Companies as well as state agencies that qualify will be entitled to a commission of 2.5% of the minimum support price. “The government did involve private and cooperative sector players in procurement in the last couple of years on a case-to-case basis, but this is the first time we have issued guidelines as to who can can be involved in procurement for the central pool,” said a senior food ministry official who didn’t want to be named.
“As FCI staff strength has reduced by 50% in order to make it lean, we do need outsourcing and I hope more companies apply for paddy procurement (which will commence later in the year),” says Alok Sinha, chairman and managing director, FCI. The food ministry guidelines will also extend to cooperatives.
They specify that only private companies or organizations in which either the central government or banks/financial institutions have over 51% equity can participate. Besides, these companies should have been in the agriculture-related business for the last five years, should have had at least 100 employees in the previous year and the paid-up capital of such companies at the end of the last fiscal year should have been more than Rs5 crore.
The food ministry official also clarified that, based on the conditions of the notification, the National Collateral Management Services Ltd (NCMSL) and National Agricultural Cooperative Marketing Federation of India (Nafed) have qualified.
NCMSL is jointly promoted by several banks, the National Commodity & Derivatives Exchange Ltd, the Indian Farmers Fertilizer Cooperative Ltd and other cooperative bodies. Nafed is a cooperative, largely involved in procuring pulses and edible oils, and is supported by the government. Both companies are assisting FCI in procuring wheat in the current season. So far, the government has procured 9.6 million tonnes (mt) of wheat, compared with the target of 15mt for the season.

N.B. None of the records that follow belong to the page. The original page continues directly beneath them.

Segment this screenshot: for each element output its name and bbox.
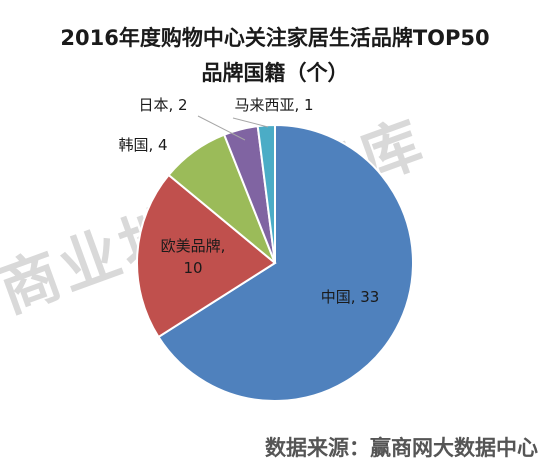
slice-labels: 中国, 33 欧美品牌, 10 韩国, 4 日本, 2 马来西亚, 1 xyxy=(118,96,379,306)
slice-label-1: 欧美品牌, 10 xyxy=(161,237,226,277)
pie-slice-0 xyxy=(157,123,414,402)
leader-line-4 xyxy=(232,117,269,128)
leader-lines xyxy=(197,115,269,141)
pie-slice-4 xyxy=(256,123,276,264)
pie-slice-1 xyxy=(136,173,277,339)
data-source: 数据来源：赢商网大数据中心 xyxy=(265,435,538,460)
chart-title-line1: 2016年度购物中心关注家居生活品牌TOP50 xyxy=(60,26,490,50)
pie-slices xyxy=(136,123,414,402)
slice-label-0: 中国, 33 xyxy=(321,288,380,306)
slice-label-2: 韩国, 4 xyxy=(118,136,167,154)
slice-label-3: 日本, 2 xyxy=(138,96,187,114)
slice-label-4: 马来西亚, 1 xyxy=(234,96,313,114)
leader-line-3 xyxy=(197,115,246,141)
chart-title-line2: 品牌国籍（个） xyxy=(201,61,349,85)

The new guidelines, however, have drawn sharp responses from some market players who maintain they are too stringent and need to be revised.

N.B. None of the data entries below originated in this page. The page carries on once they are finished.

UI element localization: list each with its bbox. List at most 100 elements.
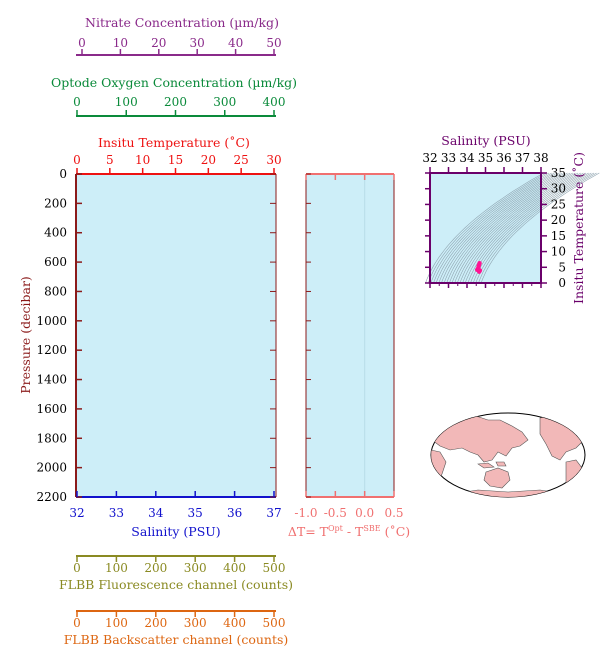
density-contour xyxy=(435,172,555,284)
fluorescence-tick-label: 0 xyxy=(73,561,81,575)
backscatter-tick-label: 400 xyxy=(223,616,246,630)
nitrate-tick-label: 50 xyxy=(266,36,281,50)
australia-landmass xyxy=(483,467,511,489)
salinity-tick-label: 37 xyxy=(266,506,281,520)
ts-y-tick-label: 10 xyxy=(551,245,566,259)
ts-point xyxy=(477,261,482,266)
profile-panel xyxy=(76,174,276,497)
ts-x-tick-label: 34 xyxy=(459,151,475,165)
ts-x-tick-label: 38 xyxy=(533,151,548,165)
pressure-tick-label: 1800 xyxy=(36,431,67,445)
density-contour xyxy=(441,172,560,284)
fluorescence-axis: 0 100 200 300 400 500 FLBB Fluorescence chann… xyxy=(59,555,293,592)
pressure-tick-label: 2000 xyxy=(36,461,67,475)
density-contour xyxy=(478,172,597,284)
backscatter-tick-label: 100 xyxy=(105,616,128,630)
fluorescence-tick-label: 300 xyxy=(184,561,207,575)
density-contour xyxy=(472,172,592,284)
density-contour xyxy=(480,172,600,284)
density-contour xyxy=(427,172,547,284)
ts-x-tick-label: 35 xyxy=(478,151,493,165)
pressure-tick-label: 800 xyxy=(44,284,67,298)
density-contour xyxy=(462,172,581,284)
oxygen-tick-label: 200 xyxy=(164,95,187,109)
fluorescence-axis-label: FLBB Fluorescence channel (counts) xyxy=(59,577,293,592)
ts-y-tick-label: 25 xyxy=(551,197,566,211)
fluorescence-tick-label: 400 xyxy=(223,561,246,575)
delta-t-panel xyxy=(306,174,394,497)
density-contour xyxy=(430,172,550,284)
salinity-axis-label: Salinity (PSU) xyxy=(131,524,220,539)
ts-point xyxy=(477,269,482,274)
density-contour xyxy=(443,172,563,284)
salinity-tick-label: 36 xyxy=(227,506,242,520)
density-contour xyxy=(454,172,573,284)
oxygen-tick-label: 100 xyxy=(115,95,138,109)
backscatter-tick-label: 0 xyxy=(73,616,81,630)
ts-y-tick-label: 0 xyxy=(558,276,566,290)
salinity-tick-label: 34 xyxy=(148,506,164,520)
density-contour xyxy=(475,172,595,284)
pressure-tick-label: 1600 xyxy=(36,402,67,416)
backscatter-axis-label: FLBB Backscatter channel (counts) xyxy=(64,632,289,647)
density-contour xyxy=(449,172,568,284)
ts-y-tick-label: 5 xyxy=(558,260,566,274)
delta-t-tick-label: 0.0 xyxy=(355,506,374,520)
fluorescence-tick-label: 100 xyxy=(105,561,128,575)
south-america-landmass xyxy=(565,459,583,493)
temperature-tick-label: 15 xyxy=(168,153,183,167)
ts-y-tick-label: 20 xyxy=(551,213,566,227)
delta-t-tick-label: 0.5 xyxy=(384,506,403,520)
ts-x-tick-label: 32 xyxy=(422,151,437,165)
salinity-tick-label: 33 xyxy=(109,506,124,520)
ts-y-tick-label: 30 xyxy=(551,182,566,196)
density-contours xyxy=(425,172,600,284)
ts-x-tick-label: 36 xyxy=(496,151,511,165)
fluorescence-tick-label: 200 xyxy=(144,561,167,575)
temperature-tick-label: 25 xyxy=(234,153,249,167)
nitrate-tick-label: 10 xyxy=(113,36,128,50)
ts-panel xyxy=(430,173,541,283)
temperature-tick-label: 20 xyxy=(201,153,216,167)
pressure-tick-label: 2200 xyxy=(36,490,67,504)
world-map xyxy=(430,412,586,498)
ts-temperature-axis-label: Insitu Temperature (˚C) xyxy=(571,152,586,304)
pressure-tick-label: 1400 xyxy=(36,373,67,387)
pressure-tick-label: 400 xyxy=(44,226,67,240)
density-contour xyxy=(464,172,584,284)
indonesia-islands xyxy=(477,461,507,469)
temperature-axis-label: Insitu Temperature (˚C) xyxy=(98,135,250,150)
pressure-tick-label: 1000 xyxy=(36,314,67,328)
fluorescence-tick-label: 500 xyxy=(263,561,286,575)
delta-t-axis-label: ΔT= TOpt - TSBE (˚C) xyxy=(288,524,410,539)
asia-landmass xyxy=(431,413,529,463)
oxygen-tick-label: 300 xyxy=(213,95,236,109)
backscatter-axis: 0 100 200 300 400 500 FLBB Backscatter channe… xyxy=(64,610,289,647)
nitrate-axis-label: Nitrate Concentration (µm/kg) xyxy=(85,15,279,30)
nitrate-tick-label: 40 xyxy=(228,36,243,50)
pressure-tick-label: 200 xyxy=(44,196,67,210)
pressure-tick-label: 1200 xyxy=(36,343,67,357)
density-contour xyxy=(467,172,587,284)
delta-t-tick-label: -1.0 xyxy=(294,506,317,520)
backscatter-tick-label: 200 xyxy=(144,616,167,630)
nitrate-tick-label: 0 xyxy=(78,36,86,50)
salinity-tick-label: 35 xyxy=(188,506,203,520)
oxygen-tick-label: 400 xyxy=(263,95,286,109)
ts-x-tick-label: 33 xyxy=(441,151,456,165)
ts-salinity-axis-label: Salinity (PSU) xyxy=(441,133,530,148)
density-contour xyxy=(438,172,558,284)
density-contour xyxy=(457,172,576,284)
temperature-tick-label: 10 xyxy=(135,153,150,167)
pressure-tick-label: 600 xyxy=(44,255,67,269)
temperature-tick-label: 5 xyxy=(106,153,114,167)
ts-y-tick-label: 15 xyxy=(551,229,566,243)
nitrate-tick-label: 20 xyxy=(151,36,166,50)
density-contour xyxy=(425,172,544,284)
ts-y-tick-label: 35 xyxy=(551,166,566,180)
density-contour xyxy=(446,172,566,284)
oxygen-axis: Optode Oxygen Concentration (µm/kg) 0 100… xyxy=(51,75,297,117)
backscatter-tick-label: 300 xyxy=(184,616,207,630)
temperature-tick-label: 30 xyxy=(266,153,281,167)
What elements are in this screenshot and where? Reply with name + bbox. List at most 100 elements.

Speaking on the condition of anyonymity, an official of a food procurement company said, “The very idea of public-private participation is defeated if the government imposes such stringent conditions.”
Ministry officials, meanwhile, maintain the guidelines will not to be altered. “We don’t want a horde of private companies getting into the government’s procurement business and later establishing a parallel private business using this experience,” said the ministry official. FCI currently competes with established players such as ITC Holdings Ltd and Cargill Inc. in procuring foodgrains from mandis (wholesale markets).